The abbreviation consists of the two letters following
.Dq /dev/tty ,
or, for the console,
.Dq co .
This is followed by a
.Sq -
if the process can no longer reach that
controlling terminal (i.e. it has been revoked).
.It Cm tty
Full name of control terminal.
.It Cm ucomm
Alias:
.Cm comm .
Name to be used for accounting.
.It Cm uid
Effective user ID.
.It Cm upr
Alias:
.Cm usrpri .
Scheduling priority on return from system call.
.It Cm user
User name (from
.Cm uid ) .
.It Cm vsz
Alias:
.Cm vsize .
Virtual size, in Kilobytes.
.It Cm wchan
The event (an address in the system) on which a process waits.

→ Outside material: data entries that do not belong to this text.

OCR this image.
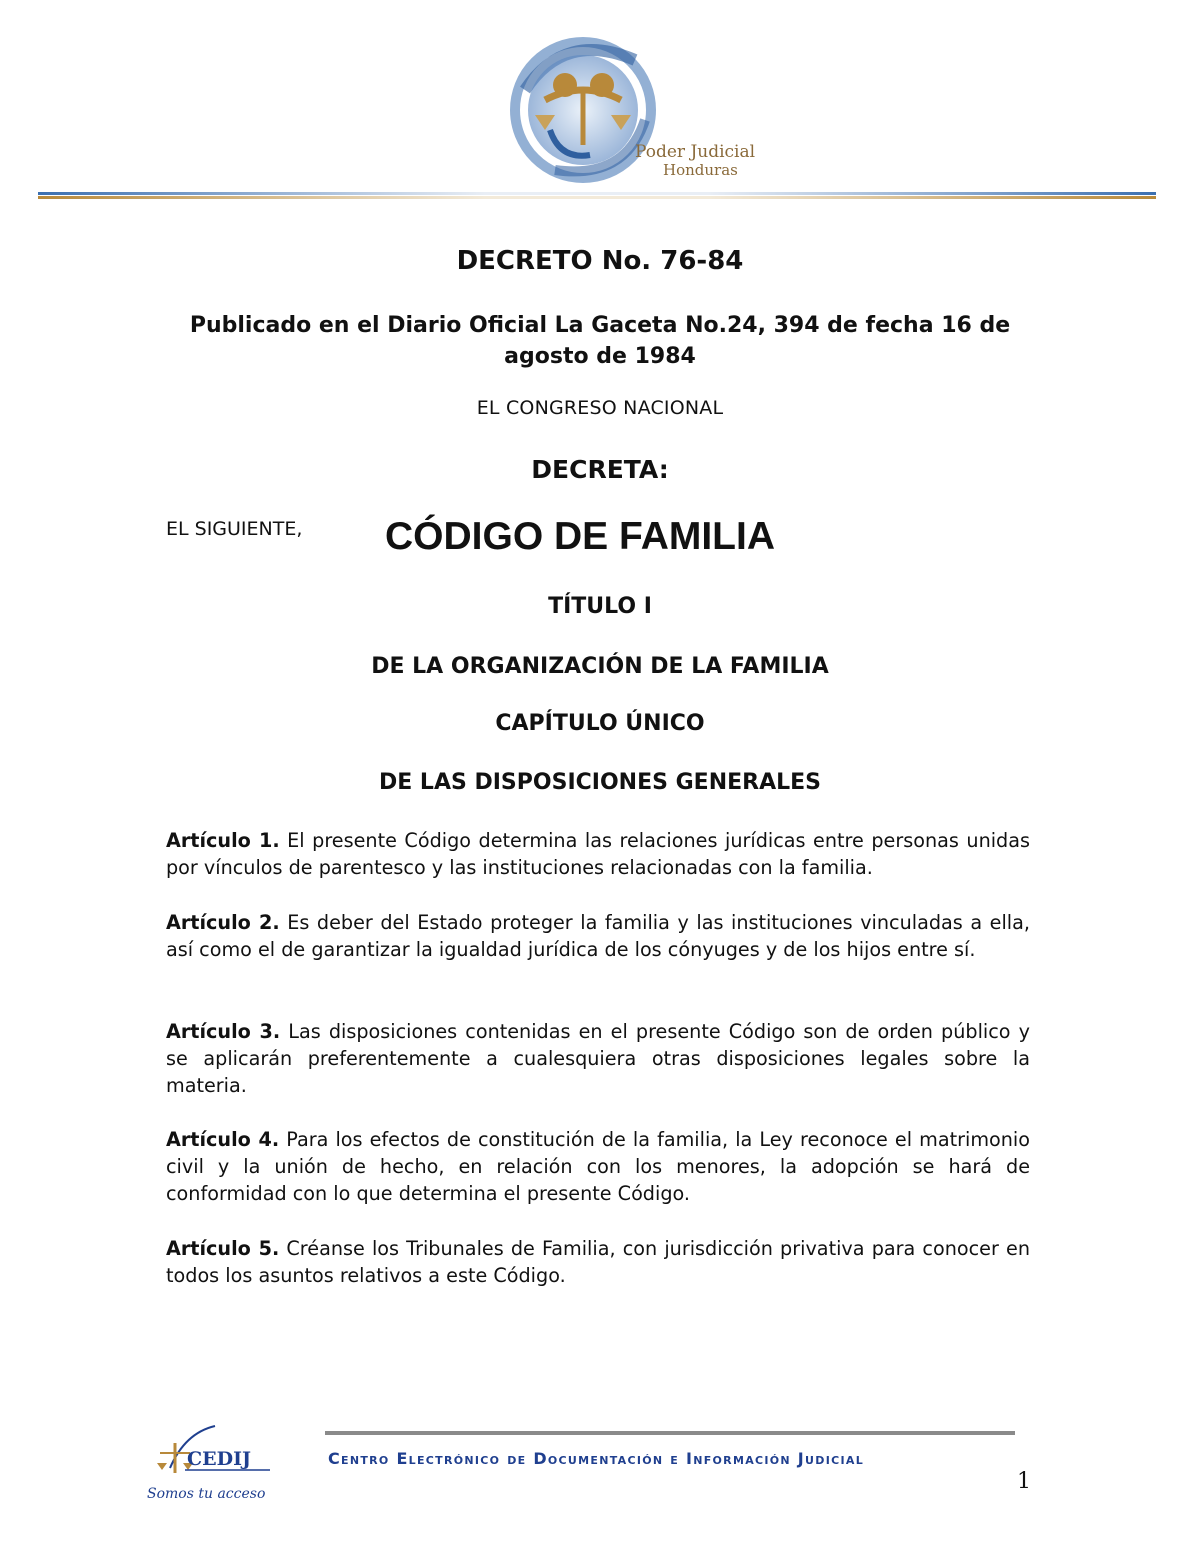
Poder Judicial
Honduras
DECRETO No. 76-84
Publicado en el Diario Oficial La Gaceta No.24, 394 de fecha 16 de agosto de 1984
EL CONGRESO NACIONAL
DECRETA:
EL SIGUIENTE, CÓDIGO DE FAMILIA
TÍTULO I
DE LA ORGANIZACIÓN DE LA FAMILIA
CAPÍTULO ÚNICO
DE LAS DISPOSICIONES GENERALES
Artículo 1. El presente Código determina las relaciones jurídicas entre personas unidas por vínculos de parentesco y las instituciones relacionadas con la familia.
Artículo 2. Es deber del Estado proteger la familia y las instituciones vinculadas a ella, así como el de garantizar la igualdad jurídica de los cónyuges y de los hijos entre sí.
Artículo 3. Las disposiciones contenidas en el presente Código son de orden público y se aplicarán preferentemente a cualesquiera otras disposiciones legales sobre la materia.
Artículo 4. Para los efectos de constitución de la familia, la Ley reconoce el matrimonio civil y la unión de hecho, en relación con los menores, la adopción se hará de conformidad con lo que determina el presente Código.
Artículo 5. Créanse los Tribunales de Familia, con jurisdicción privativa para conocer en todos los asuntos relativos a este Código.
CEDIJ
Somos tu acceso
Centro Electrónico de Documentación e Información Judicial
1
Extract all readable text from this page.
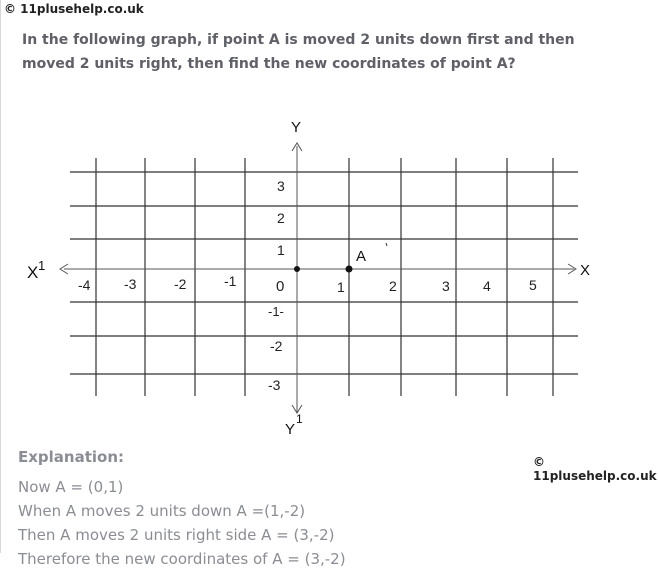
© 11plusehelp.co.uk
In the following graph, if point A is moved 2 units down first and then moved 2 units right, then find the new coordinates of point A?
X
X 1
Y
Y
1
-4 -3	-2	-1	1	2	3 4	5
0
3
2
1
-1-
-2
-3
A
Explanation:	© 11plusehelp.co.uk
Now A = (0,1)
When A moves 2 units down A =(1,-2)
Then A moves 2 units right side A = (3,-2)
Therefore the new coordinates of A = (3,-2)
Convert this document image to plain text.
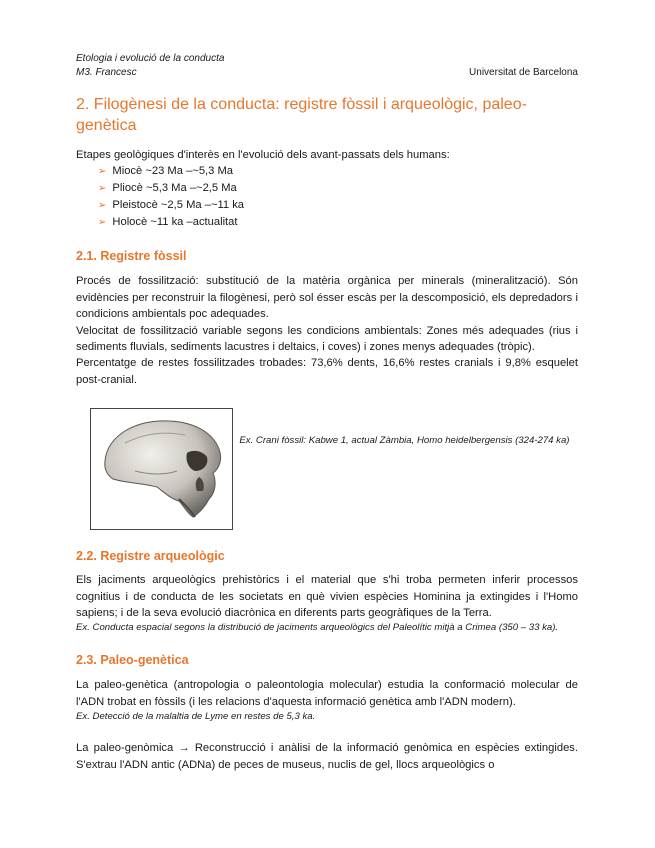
Etologia i evolució de la conducta
M3. Francesc	Universitat de Barcelona
2. Filogènesi de la conducta: registre fòssil i arqueològic, paleo-genètica

Etapes geològiques d'interès en l'evolució dels avant-passats dels humans:

➢ Miocè ~23 Ma –~5,3 Ma
➢ Pliocè ~5,3 Ma –~2,5 Ma
➢ Pleistocè ~2,5 Ma –~11 ka
➢ Holocè ~11 ka –actualitat
2.1. Registre fòssil

Procés de fossilització: substitució de la matèria orgànica per minerals (mineralització). Són evidències per reconstruir la filogènesi, però sol ésser escàs per la descomposició, els depredadors i condicions ambientals poc adequades.

Velocitat de fossilització variable segons les condicions ambientals: Zones més adequades (rius i sediments fluvials, sediments lacustres i deltaics, i coves) i zones menys adequades (tròpic).

Percentatge de restes fossilitzades trobades: 73,6% dents, 16,6% restes cranials i 9,8% esquelet post-cranial.

Ex. Crani fòssil: Kabwe 1, actual Zàmbia, Homo heidelbergensis (324-274 ka)
2.2. Registre arqueològic

Els jaciments arqueològics prehistòrics i el material que s'hi troba permeten inferir processos cognitius i de conducta de les societats en què vivien espècies Hominina ja extingides i l'Homo sapiens; i de la seva evolució diacrònica en diferents parts geogràfiques de la Terra.

Ex. Conducta espacial segons la distribució de jaciments arqueològics del Paleolític mitjà a Crimea (350 – 33 ka).

2.3. Paleo-genètica

La paleo-genètica (antropologia o paleontologia molecular) estudia la conformació molecular de l'ADN trobat en fòssils (i les relacions d'aquesta informació genètica amb l'ADN modern).

Ex. Detecció de la malaltia de Lyme en restes de 5,3 ka.

La paleo-genòmica → Reconstrucció i anàlisi de la informació genòmica en espècies extingides. S'extrau l'ADN antic (ADNa) de peces de museus, nuclis de gel, llocs arqueològics o
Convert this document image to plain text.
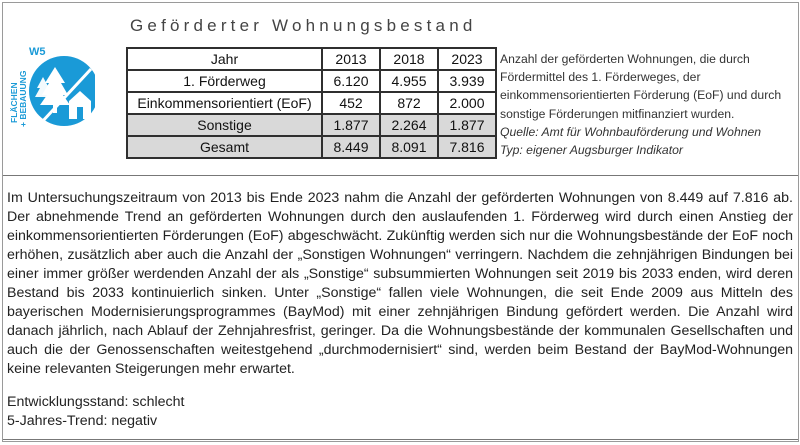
Geförderter Wohnungsbestand
FLÄCHEN + BEBAUUNG
W5	Jahr	2013	2018	2023
1. Förderweg	6.120	4.955	3.939
Einkommensorientiert (EoF)	452	872	2.000
Sonstige	1.877	2.264	1.877
Gesamt	8.449	8.091	7.816
Anzahl der geförderten Wohnungen, die durch Fördermittel des 1. Förderweges, der einkommensorientierten Förderung (EoF) und durch sonstige Förderungen mitfinanziert wurden.
Quelle: Amt für Wohnbauförderung und Wohnen
Typ: eigener Augsburger Indikator
Im Untersuchungszeitraum von 2013 bis Ende 2023 nahm die Anzahl der geförderten Wohnungen von 8.449 auf 7.816 ab. Der abnehmende Trend an geförderten Wohnungen durch den auslaufenden 1. Förderweg wird durch einen Anstieg der einkommensorientierten Förderungen (EoF) abgeschwächt. Zukünftig werden sich nur die Wohnungsbestände der EoF noch erhöhen, zusätzlich aber auch die Anzahl der „Sonstigen Wohnungen“ verringern. Nachdem die zehnjährigen Bindungen bei einer immer größer werdenden Anzahl der als „Sonstige“ subsummierten Wohnungen seit 2019 bis 2033 enden, wird deren Bestand bis 2033 kontinuierlich sinken. Unter „Sonstige“ fallen viele Wohnungen, die seit Ende 2009 aus Mitteln des bayerischen Modernisierungsprogrammes (BayMod) mit einer zehnjährigen Bindung gefördert werden. Die Anzahl wird danach jährlich, nach Ablauf der Zehnjahresfrist, geringer. Da die Wohnungsbestände der kommunalen Gesellschaften und auch die der Genossenschaften weitestgehend „durchmodernisiert“ sind, werden beim Bestand der BayMod-Wohnungen keine relevanten Steigerungen mehr erwartet.
Entwicklungsstand: schlecht
5-Jahres-Trend: negativ
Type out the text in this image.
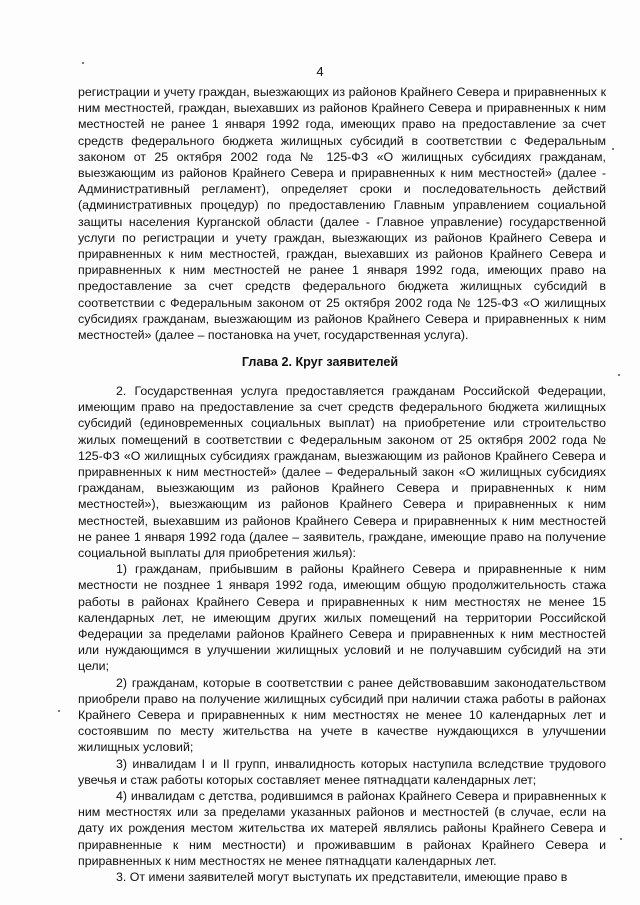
4

регистрации и учету граждан, выезжающих из районов Крайнего Севера и приравненных к ним местностей, граждан, выехавших из районов Крайнего Севера и приравненных к ним местностей не ранее 1 января 1992 года, имеющих право на предоставление за счет средств федерального бюджета жилищных субсидий в соответствии с Федеральным законом от 25 октября 2002 года № 125-ФЗ «О жилищных субсидиях гражданам, выезжающим из районов Крайнего Севера и приравненных к ним местностей» (далее - Административный регламент), определяет сроки и последовательность действий (административных процедур) по предоставлению Главным управлением социальной защиты населения Курганской области (далее - Главное управление) государственной услуги по регистрации и учету граждан, выезжающих из районов Крайнего Севера и приравненных к ним местностей, граждан, выехавших из районов Крайнего Севера и приравненных к ним местностей не ранее 1 января 1992 года, имеющих право на предоставление за счет средств федерального бюджета жилищных субсидий в соответствии с Федеральным законом от 25 октября 2002 года № 125-ФЗ «О жилищных субсидиях гражданам, выезжающим из районов Крайнего Севера и приравненных к ним местностей» (далее – постановка на учет, государственная услуга).

Глава 2. Круг заявителей

2. Государственная услуга предоставляется гражданам Российской Федерации, имеющим право на предоставление за счет средств федерального бюджета жилищных субсидий (единовременных социальных выплат) на приобретение или строительство жилых помещений в соответствии с Федеральным законом от 25 октября 2002 года № 125-ФЗ «О жилищных субсидиях гражданам, выезжающим из районов Крайнего Севера и приравненных к ним местностей» (далее – Федеральный закон «О жилищных субсидиях гражданам, выезжающим из районов Крайнего Севера и приравненных к ним местностей»), выезжающим из районов Крайнего Севера и приравненных к ним местностей, выехавшим из районов Крайнего Севера и приравненных к ним местностей не ранее 1 января 1992 года (далее – заявитель, граждане, имеющие право на получение социальной выплаты для приобретения жилья):

1) гражданам, прибывшим в районы Крайнего Севера и приравненные к ним местности не позднее 1 января 1992 года, имеющим общую продолжительность стажа работы в районах Крайнего Севера и приравненных к ним местностях не менее 15 календарных лет, не имеющим других жилых помещений на территории Российской Федерации за пределами районов Крайнего Севера и приравненных к ним местностей или нуждающимся в улучшении жилищных условий и не получавшим субсидий на эти цели;

2) гражданам, которые в соответствии с ранее действовавшим законодательством приобрели право на получение жилищных субсидий при наличии стажа работы в районах Крайнего Севера и приравненных к ним местностях не менее 10 календарных лет и состоявшим по месту жительства на учете в качестве нуждающихся в улучшении жилищных условий;

3) инвалидам I и II групп, инвалидность которых наступила вследствие трудового увечья и стаж работы которых составляет менее пятнадцати календарных лет;

4) инвалидам с детства, родившимся в районах Крайнего Севера и приравненных к ним местностях или за пределами указанных районов и местностей (в случае, если на дату их рождения местом жительства их матерей являлись районы Крайнего Севера и приравненные к ним местности) и проживавшим в районах Крайнего Севера и приравненных к ним местностях не менее пятнадцати календарных лет.

3. От имени заявителей могут выступать их представители, имеющие право в
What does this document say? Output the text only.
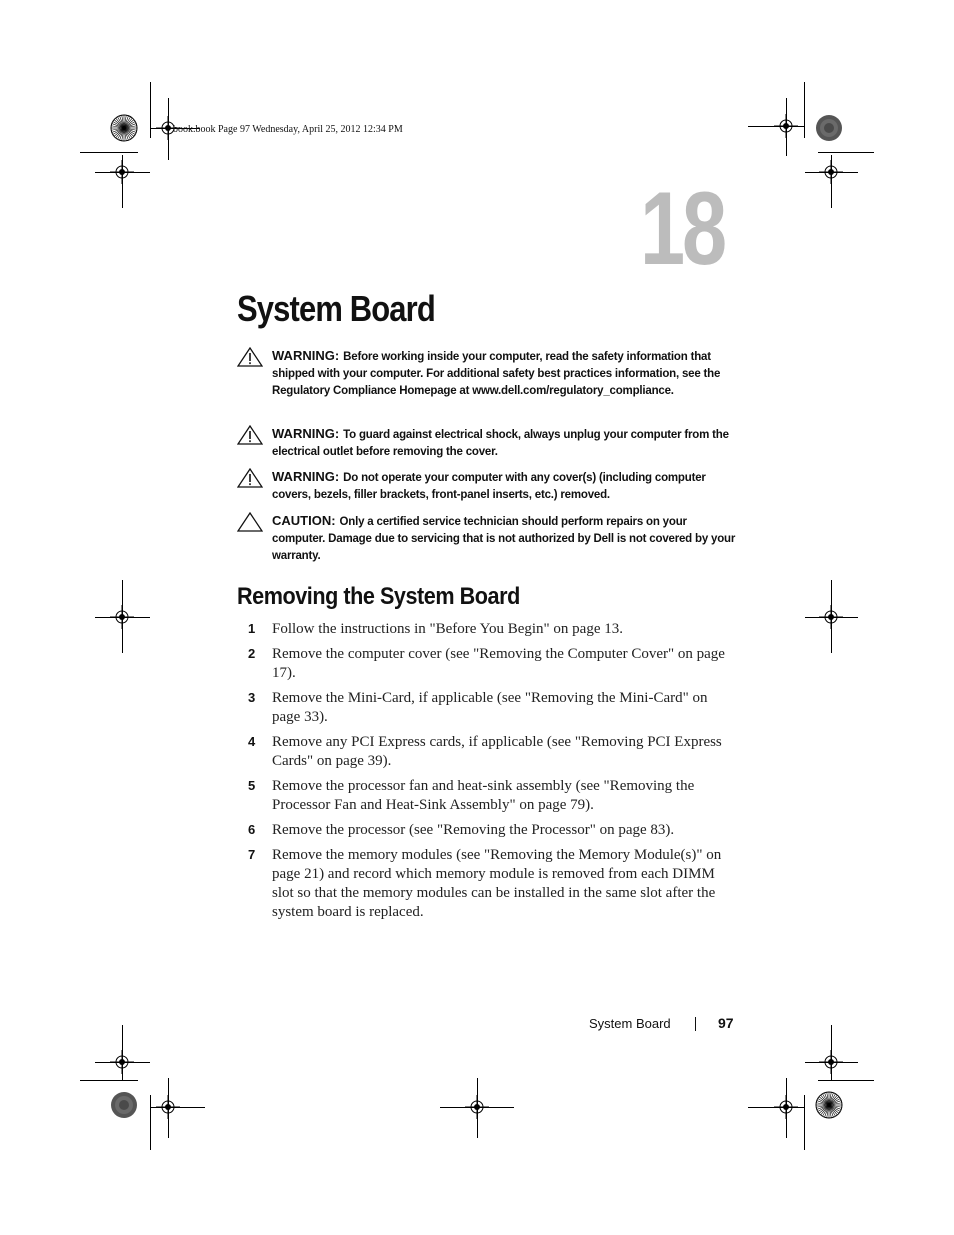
book.book Page 97 Wednesday, April 25, 2012 12:34 PM
18
System Board
WARNING: Before working inside your computer, read the safety information that shipped with your computer. For additional safety best practices information, see the Regulatory Compliance Homepage at www.dell.com/regulatory_compliance.
WARNING: To guard against electrical shock, always unplug your computer from the electrical outlet before removing the cover.
WARNING: Do not operate your computer with any cover(s) (including computer covers, bezels, filler brackets, front-panel inserts, etc.) removed.
CAUTION: Only a certified service technician should perform repairs on your computer. Damage due to servicing that is not authorized by Dell is not covered by your warranty.
Removing the System Board
1 Follow the instructions in "Before You Begin" on page 13.
2 Remove the computer cover (see "Removing the Computer Cover" on page 17).
3 Remove the Mini-Card, if applicable (see "Removing the Mini-Card" on page 33).
4 Remove any PCI Express cards, if applicable (see "Removing PCI Express Cards" on page 39).
5 Remove the processor fan and heat-sink assembly (see "Removing the Processor Fan and Heat-Sink Assembly" on page 79).
6 Remove the processor (see "Removing the Processor" on page 83).
7 Remove the memory modules (see "Removing the Memory Module(s)" on page 21) and record which memory module is removed from each DIMM slot so that the memory modules can be installed in the same slot after the system board is replaced.
System Board	97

When printed numerically, the initial part of the address is
trimmed off and the result is printed in hex; for example, 0x80324000 prints
as 324000.
.It Cm xstat
Exit or stop status (valid only for stopped or zombie process).
.El
.Sh FILES
.Bl -tag -width "/var/db/kvm_bsd.dbXXX" -compact
.It Pa /dev
special files and device names
.It Pa /var/db/kvm_bsd.db
system namelist database
.It Pa /var/run/dev.db
.Pa /dev
name database
.El
.Sh EXAMPLES
Display information on all system processes:
.Pp
.Dl $ ps -auxw
.Sh SEE ALSO
.Xr fstat 1 ,
.Xr kill 1 ,
.Xr netstat 1 ,
.Xr pgrep 1 ,
.Xr pkill 1 ,
.Xr procmap 1 ,
.Xr systat 1 ,
.Xr top 1 ,
.Xr w 1 ,
.Xr kvm 3 ,
.Xr strftime 3 ,
.Xr dev_mkdb 8 ,
.Xr iostat 8 ,
.Xr pstat 8 ,
.Xr vmstat 8
.Sh STANDARDS
The
.Nm
utility is compliant with the
.St -p1003.1-2008
specification.
.Pp
The flags
.Op Fl CchjkLMmNOrST
are extensions to that specification.
.Pp
Behaviour for the
.Fl e
flag differs between this implementation and
.St -p1003.1-2008 .
.Sh HISTORY
A
.Nm
command appeared in
.At v3
in section 8 of the manual.
.Sh CAVEATS
When printing using the
.Cm command
keyword, a process that has exited and
has a parent that has not yet waited for the process (in other words, a zombie)
is listed as
.Dq Aq defunct ,
and a process which is blocked while trying
to exit is listed as
.Dq Aq exiting .
.Nm
makes an educated guess as to the file name and arguments given when the
process was created by examining memory or the swap area.
The method is inherently somewhat unreliable and in any event a process
is entitled to destroy this information, so the names cannot be depended
on too much.
The
.Cm ucomm
(accounting) keyword can, however, be depended on.
.Sh BUGS
Since
.Nm
cannot run faster than the system and is run as any other scheduled
process, the information it displays can never be exact.